BEVERLY — The next time you walk into the Cabot theater — whenever that might be — make sure you look up.

The century-old theater is planning to restore the lobby's high vaulted ceilings in time for what officials hope will be a re-opening sometime in July. The ceilings, which includes an original rose window and chandelier, have been covered up by a drop ceiling since the 1950s.

Casey Soward, the Cabot's executive director, said the removal of the drop ceiling and the exposure of 1920s-era architectural details will give people the same "sense of grandeur" in the lobby that's present throughout the rest of the historic theater.

"It's going to hit you the moment you walk through the door," Soward said.

The restoration of the arched ceilings is part of a larger renovation of the lobby, including new ticket counters, entryway doors, bar and concessions counter and elevator, that is scheduled to be completed later in the year. The entire project will cost $1.65 million.

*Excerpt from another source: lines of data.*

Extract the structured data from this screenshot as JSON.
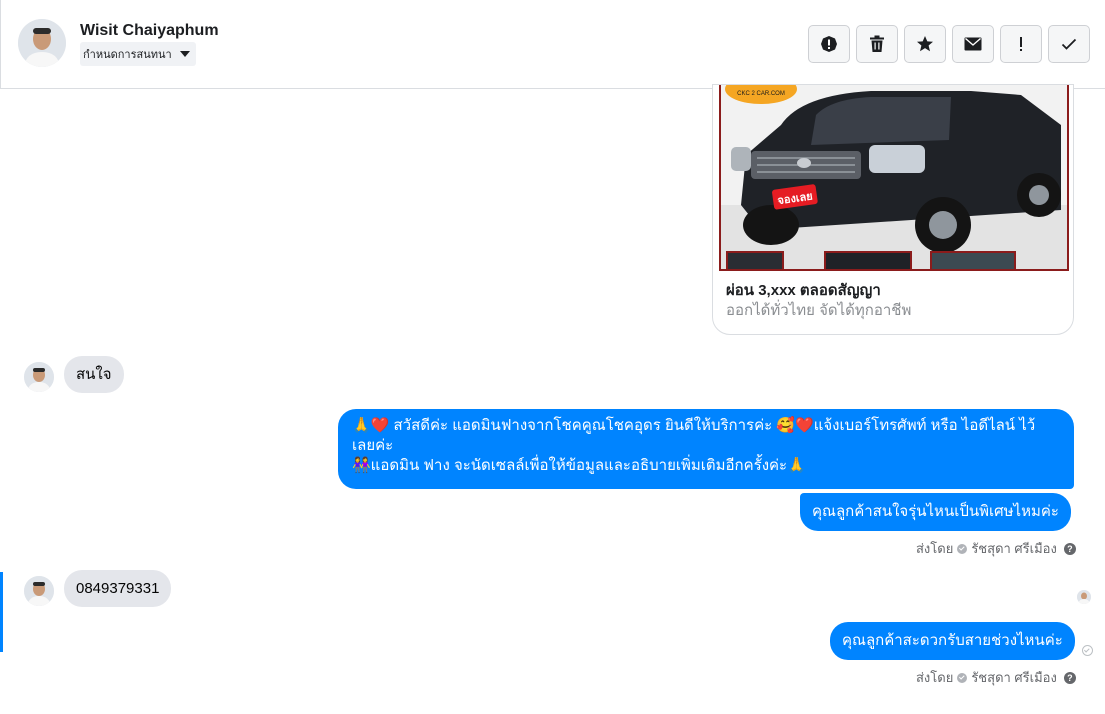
{
  "header": {
    "contact_name": "Wisit Chaiyaphum",
    "assign_label": "กำหนดการสนทนา",
    "actions": [
      "alert-icon",
      "trash-icon",
      "star-icon",
      "envelope-icon",
      "exclamation-icon",
      "check-icon"
    ]
  },
  "card": {
    "badge": "CKC 2 CAR.COM",
    "stamp": "จองเลย",
    "title": "ผ่อน 3,xxx ตลอดสัญญา",
    "subtitle": "ออกได้ทั่วไทย จัดได้ทุกอาชีพ"
  },
  "messages": [
    {
      "from": "customer",
      "text": "สนใจ"
    },
    {
      "from": "page",
      "lines": [
        "🙏❤️ สวัสดีค่ะ แอดมินฟางจากโชคคูณโชคอุดร ยินดีให้บริการค่ะ 🥰❤️แจ้งเบอร์โทรศัพท์ หรือ ไอดีไลน์  ไว้",
        "เลยค่ะ",
        "👭แอดมิน ฟาง จะนัดเซลล์เพื่อให้ข้อมูลและอธิบายเพิ่มเติมอีกครั้งค่ะ🙏"
      ]
    },
    {
      "from": "page",
      "text": "คุณลูกค้าสนใจรุ่นไหนเป็นพิเศษไหมค่ะ"
    },
    {
      "from": "customer",
      "text": "0849379331"
    },
    {
      "from": "page",
      "text": "คุณลูกค้าสะดวกรับสายช่วงไหนค่ะ"
    }
  ],
  "sent_by": {
    "prefix": "ส่งโดย",
    "agent": "รัชสุดา ศรีเมือง",
    "help": "?"
  },
  "colors": {
    "accent": "#0084ff",
    "incoming_bubble": "#e4e6eb"
  }
}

On Monday, the Beverly City Council voted 9-0 to approve $275,000 in Community Preservation Act money to help pay for the ceiling restoration part of the project.

Councilors praised the Cabot for its role in helping to revitalize the downtown and for serving as an anchor for the city's arts district.

"As somebody who has spent every day on Cabot Street for the last 35 years, it's amazing what the Cabot has done for downtown Beverly," said City Council President Paul Guanci, who owns Super Sub on Cabot Street. "Everybody has benefited from it. Where else in the world can you be a sandwich maker and have Dionne Warwick come in for lunch?"

The lobby renovation is the latest step in a three-year plan to improve the Cabot, which was built in 1920 and is marking its 100th anniversary this year. It is one of only about 250 theaters from that era remaining in the United States.

Since a group of local businessmen bought the theater in 2014 and turned it into a nonprofit, more than $4 million has been spent on upgrades, including new seats, sound and lighting systems, heating and air conditioning, and a storefront bar called Streetside.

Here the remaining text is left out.